Sual: Selefiyim diyen biri, (Hazret-i Ömer, Osman, Ali ve Hüseyin gibi
zatlar, şehit olurken, Resulullahtan yardım istemediler; çünkü biliyorlardı ki,
Resulullah ölüdür, kabirdeki yardım edemez) diyor. Gerçekten onlar yardım
isteseydi, Resulullah elbette yardım ederdi. Yardım etmemesinin sebebi nedir?
CEVAP
(Ölüler yardım etmez) sözü Vehhabi inanışıdır. Enbiya ve evliya ölü
değildir. Hatta Allah yolunda ölen müminler bile ölü değildir. Bir âyet-i kerime
meali şöyledir:
(Allah yolunda öldürülenleri ölü sanmayın, onlar Rablerinin yanında diridir,
rızklandırılır.) [Al-i İmran 169]
Allah yolundaki müminler ölü olmayınca, peygamberlere ve evliyaya nasıl ölü
denebilir ki? Hadis-i şeriflerde buyuruluyor ki:
(Peygamberler kabirlerinde diridir, namaz kılarlar.) [Ebu Ya’la, Beyheki]

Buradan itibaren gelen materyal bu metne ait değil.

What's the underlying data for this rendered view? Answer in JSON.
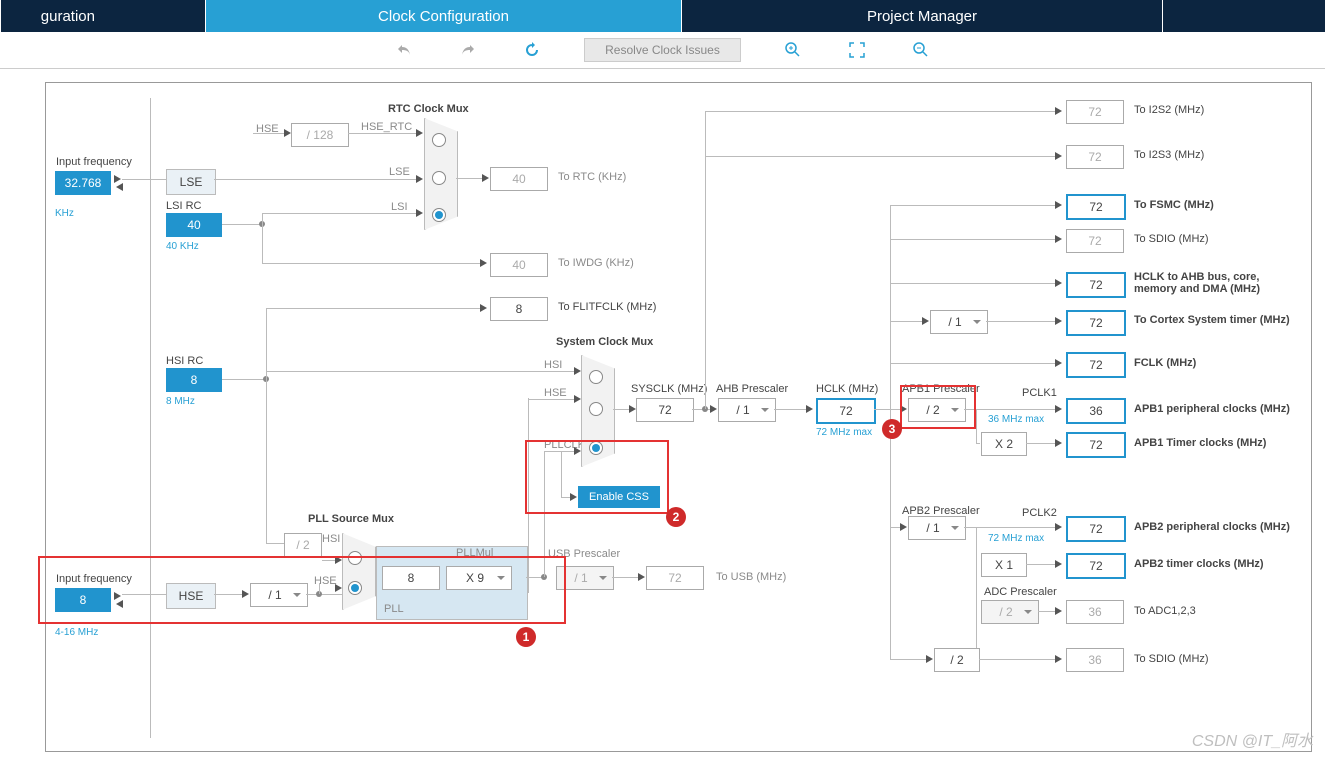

Resulullah, (Cuma günü bana çok salevat getirin; çünkü salevatınız bana
arz olunur) buyurunca, Eshab-ı kiram, (Ya Resulallah, salevatımız sana nasıl
ulaşabilir ki, sen artık kabrinde toprak olmaz mısın?) dediler. Peygamber
efendimiz buyurdu ki:
(Allahü teâlâ toprağın Peygamberleri çürütmesini haram etti.) [Ebu Davud,
Nesai, Beyheki]
İnsanlar nimet ve bela yönünden dörde ayrılır.
1- Nimet gelince sevinir; dert belâ gelince isyan eder. [Genelde fâsıklar
böyledir]
2- Nimete sevinir; belâya isyan etmez; sabredip, gitmesini ister.

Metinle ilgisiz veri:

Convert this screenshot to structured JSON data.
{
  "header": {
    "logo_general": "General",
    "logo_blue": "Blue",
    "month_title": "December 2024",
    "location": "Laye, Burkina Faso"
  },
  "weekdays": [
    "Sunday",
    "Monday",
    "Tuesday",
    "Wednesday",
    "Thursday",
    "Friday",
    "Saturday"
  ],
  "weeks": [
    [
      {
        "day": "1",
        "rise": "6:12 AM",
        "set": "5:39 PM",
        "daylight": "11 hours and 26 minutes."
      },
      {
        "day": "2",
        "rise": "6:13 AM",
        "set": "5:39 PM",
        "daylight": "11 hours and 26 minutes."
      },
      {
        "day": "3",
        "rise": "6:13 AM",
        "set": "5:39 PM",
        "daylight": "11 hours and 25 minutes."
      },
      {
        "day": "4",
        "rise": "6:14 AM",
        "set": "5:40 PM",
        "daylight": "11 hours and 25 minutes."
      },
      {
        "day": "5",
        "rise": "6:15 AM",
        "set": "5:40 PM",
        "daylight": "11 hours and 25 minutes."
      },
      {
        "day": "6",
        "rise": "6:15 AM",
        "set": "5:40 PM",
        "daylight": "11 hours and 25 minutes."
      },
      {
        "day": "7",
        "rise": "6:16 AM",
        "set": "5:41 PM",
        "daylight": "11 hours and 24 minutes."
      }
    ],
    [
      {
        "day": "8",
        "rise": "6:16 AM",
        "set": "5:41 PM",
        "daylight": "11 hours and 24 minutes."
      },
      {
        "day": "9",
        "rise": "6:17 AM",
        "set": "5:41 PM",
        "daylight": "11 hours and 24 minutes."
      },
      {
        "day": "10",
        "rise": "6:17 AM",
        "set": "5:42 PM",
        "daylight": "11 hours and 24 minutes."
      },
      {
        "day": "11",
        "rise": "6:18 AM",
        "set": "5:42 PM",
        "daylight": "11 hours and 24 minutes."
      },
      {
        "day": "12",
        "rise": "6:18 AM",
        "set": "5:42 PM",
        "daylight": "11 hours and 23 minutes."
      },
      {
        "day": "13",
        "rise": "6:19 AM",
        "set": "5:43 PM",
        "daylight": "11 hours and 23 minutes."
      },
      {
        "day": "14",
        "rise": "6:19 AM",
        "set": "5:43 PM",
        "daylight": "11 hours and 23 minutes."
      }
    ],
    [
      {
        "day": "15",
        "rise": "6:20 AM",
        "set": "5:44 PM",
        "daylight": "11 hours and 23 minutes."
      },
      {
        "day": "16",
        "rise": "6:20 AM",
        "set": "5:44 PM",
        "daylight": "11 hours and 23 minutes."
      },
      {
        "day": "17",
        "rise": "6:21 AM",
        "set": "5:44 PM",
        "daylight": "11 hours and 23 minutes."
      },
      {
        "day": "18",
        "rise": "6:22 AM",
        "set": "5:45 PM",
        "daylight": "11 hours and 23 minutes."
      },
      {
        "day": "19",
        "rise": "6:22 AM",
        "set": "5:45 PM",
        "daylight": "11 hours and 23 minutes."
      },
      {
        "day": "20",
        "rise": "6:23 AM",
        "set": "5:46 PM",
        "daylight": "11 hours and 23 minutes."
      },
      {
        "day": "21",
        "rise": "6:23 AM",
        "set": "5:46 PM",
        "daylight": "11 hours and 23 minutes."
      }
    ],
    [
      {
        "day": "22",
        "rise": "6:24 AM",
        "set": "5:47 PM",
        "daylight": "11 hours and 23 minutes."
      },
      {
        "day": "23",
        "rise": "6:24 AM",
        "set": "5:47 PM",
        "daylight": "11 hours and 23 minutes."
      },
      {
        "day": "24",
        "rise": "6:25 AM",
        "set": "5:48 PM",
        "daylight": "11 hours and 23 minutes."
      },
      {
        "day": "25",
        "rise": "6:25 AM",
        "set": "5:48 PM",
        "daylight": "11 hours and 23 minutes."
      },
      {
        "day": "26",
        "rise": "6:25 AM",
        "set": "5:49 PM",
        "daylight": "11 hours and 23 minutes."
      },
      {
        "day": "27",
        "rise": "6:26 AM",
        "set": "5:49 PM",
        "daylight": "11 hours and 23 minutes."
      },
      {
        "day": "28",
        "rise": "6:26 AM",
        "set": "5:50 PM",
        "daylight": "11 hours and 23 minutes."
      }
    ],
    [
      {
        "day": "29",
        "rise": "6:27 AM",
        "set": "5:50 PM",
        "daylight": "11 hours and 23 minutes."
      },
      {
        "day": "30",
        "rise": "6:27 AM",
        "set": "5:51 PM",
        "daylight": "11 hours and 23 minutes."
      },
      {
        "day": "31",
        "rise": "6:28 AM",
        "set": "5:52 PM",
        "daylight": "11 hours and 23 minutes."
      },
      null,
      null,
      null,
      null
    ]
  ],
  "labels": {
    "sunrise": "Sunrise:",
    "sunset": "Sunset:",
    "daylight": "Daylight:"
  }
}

[Genelde salihler böyledir]
3- Dert belâya da sevinir, razı olur. [Evliya zatlar böyledir.]
4- Dert belâya da sevinir, hatta nimetlerden alınan zevkten daha çok zevk
alır; gitmesini istemez. Tatlı gelen şeyin gitmesi istenir mi? [Peygamberler,
Eshab-ı kiram böyle idi.]
Bildirilen şehit zatlar, bu dördüncü sınıfa dâhildir. Allahü teâlânın gönderdiği
şehitlik nimetini, geri teperler mi hiç? Bilirler ki, dert ve belâ kemend-i
mahbûbdur. Kement, sevilenin, seveni kendine çekmek için attığı iptir.
Peygamber efendimiz, bir gün bir dizine torunu Hazret-i Hasan’ı öteki dizine de
oğlu Hazret-i İbrahim’i almış severken, Cebrail aleyhisselam gelip, (Allahü
teala bunun ikisinden birisini almak istiyor, hangisini tercih edersen onu
alacak) dedi. İkisini de almasın deseydi, Allahü teâlâ onun duasını elbette
kabul ederdi. Buna rağmen, birisine razı oldu. Hazret-i Hasan’a razı olsa idi,
kızı da, damadı da üzülecekti. Onların üzülmemesi için Hazret-i İbrahim’e razı
oldu. Allahü teâlânın attığı kemende severek yapıştı.